If – like many others – you have long suspected that performance appraisals are either an unscientific lottery or just a measure of your popularity with the boss, there is new evidence to back your hunch. Because new research has revealed that the majority of employees who report to multiple bosses get completely inconsistent ratings.
Personnel Decisions International (PDI), a Minneapolis-based consultancy firm, examined the records of almost 6,000 employees reporting to two bosses who were rated as being outstanding performers by one of their managers.
What emerged was that this high opinion wasn't shared by the second boss. In fact these star employees were rated lower by their second boss 62 percent of the time and much lower - "somewhat above average" or less - 29 percent of the time.
The figures, said Brian Davis, PDI executive vice president, highlighted the almost universal problem of bias in ratings and appraisals. "This basically means that bosses are rating employee performance through their own biases.
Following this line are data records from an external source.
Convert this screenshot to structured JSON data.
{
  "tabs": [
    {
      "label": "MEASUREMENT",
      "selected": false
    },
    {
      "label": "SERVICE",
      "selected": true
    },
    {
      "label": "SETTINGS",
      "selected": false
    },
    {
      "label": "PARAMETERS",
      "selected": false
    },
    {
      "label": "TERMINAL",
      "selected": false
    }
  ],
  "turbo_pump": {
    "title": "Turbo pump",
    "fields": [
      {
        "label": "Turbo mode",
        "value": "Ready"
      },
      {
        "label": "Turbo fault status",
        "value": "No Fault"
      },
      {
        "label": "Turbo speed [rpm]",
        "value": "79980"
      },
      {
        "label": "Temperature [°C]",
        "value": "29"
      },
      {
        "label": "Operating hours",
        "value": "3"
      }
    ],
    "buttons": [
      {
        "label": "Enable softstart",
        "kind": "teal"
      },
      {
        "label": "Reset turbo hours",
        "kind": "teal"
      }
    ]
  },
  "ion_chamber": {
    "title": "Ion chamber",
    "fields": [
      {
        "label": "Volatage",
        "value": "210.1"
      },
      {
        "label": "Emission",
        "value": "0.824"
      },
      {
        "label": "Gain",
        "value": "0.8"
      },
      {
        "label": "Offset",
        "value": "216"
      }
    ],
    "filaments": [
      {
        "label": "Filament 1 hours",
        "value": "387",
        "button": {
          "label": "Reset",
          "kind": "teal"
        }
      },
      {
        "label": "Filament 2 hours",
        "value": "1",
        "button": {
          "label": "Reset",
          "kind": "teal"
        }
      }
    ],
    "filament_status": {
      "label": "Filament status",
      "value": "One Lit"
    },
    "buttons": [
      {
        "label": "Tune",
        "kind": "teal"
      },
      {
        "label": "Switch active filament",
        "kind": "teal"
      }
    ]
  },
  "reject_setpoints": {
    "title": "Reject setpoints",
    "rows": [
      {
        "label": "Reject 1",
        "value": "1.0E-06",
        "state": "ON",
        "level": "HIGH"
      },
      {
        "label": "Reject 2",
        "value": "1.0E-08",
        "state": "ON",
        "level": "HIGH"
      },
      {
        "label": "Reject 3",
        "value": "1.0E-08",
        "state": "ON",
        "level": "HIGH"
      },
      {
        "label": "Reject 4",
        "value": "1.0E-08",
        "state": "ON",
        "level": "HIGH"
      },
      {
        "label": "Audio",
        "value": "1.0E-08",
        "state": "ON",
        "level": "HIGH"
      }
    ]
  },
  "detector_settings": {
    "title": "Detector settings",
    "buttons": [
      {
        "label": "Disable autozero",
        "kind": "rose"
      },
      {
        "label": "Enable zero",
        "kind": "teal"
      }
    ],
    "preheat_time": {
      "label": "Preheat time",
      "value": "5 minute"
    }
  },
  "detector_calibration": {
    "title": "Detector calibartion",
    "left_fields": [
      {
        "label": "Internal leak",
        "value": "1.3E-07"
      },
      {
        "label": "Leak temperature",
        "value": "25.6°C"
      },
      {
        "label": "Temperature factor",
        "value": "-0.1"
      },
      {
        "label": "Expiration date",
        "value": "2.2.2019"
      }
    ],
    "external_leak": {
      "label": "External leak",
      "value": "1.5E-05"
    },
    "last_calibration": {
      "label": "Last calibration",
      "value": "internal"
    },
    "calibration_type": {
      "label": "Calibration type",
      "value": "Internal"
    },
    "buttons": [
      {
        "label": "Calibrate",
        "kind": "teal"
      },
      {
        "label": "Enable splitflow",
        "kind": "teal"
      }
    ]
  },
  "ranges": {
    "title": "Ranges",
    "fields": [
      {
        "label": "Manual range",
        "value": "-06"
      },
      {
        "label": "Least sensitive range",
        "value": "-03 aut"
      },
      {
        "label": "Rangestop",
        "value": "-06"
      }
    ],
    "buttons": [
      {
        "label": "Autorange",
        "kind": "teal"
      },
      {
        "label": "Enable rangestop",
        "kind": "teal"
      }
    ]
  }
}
Some bosses tend to rate employees on how well they like them, rather than how well the employee performs," he said.
"Other bosses tend to have their own rating systems where, for example, they rate everyone well. The problem with rater-bias is that it takes away the organization's ability to objectively use data from performance evaluations with any validity."
To support this claim, the research found that of the 5,970 evaluated employees, 80 percent received an "above-average" rating from at least one boss.
Yet of those who received this "above-average" rating from one boss, 30 percent of the other bosses rated the same person in the bottom third of the distribution.
Davis said that the only way to compensate for this inherent human bias is to use assessments that measure against specific standards on competencies and behaviours.
"By knowing which skills and competencies are important for the work and what types of behaviors constitute an average rating compared to an above-average rating, for example, the entire validity and value of performance evaluations greatly improves," he said.
"When standards are not used, you can't count on the objectivity or accuracy of a performance assessment, and you have no differentiating data that allows you to make confident decisions about promotions, training or leadership development.
Most companies spend hours conducting performance assessments on each employee, Davis continued, but many are essentially leaving their talent management decisions to chance by relying on gut feeling and personal perception rather than quantifiable data.
"Implementing performance management processes that accurately and objectively measure performance and get rid of rater-bias provide a more solid foundation for better talent management decisions," Davis concluded.
"This allows you to get the right people in the right positions."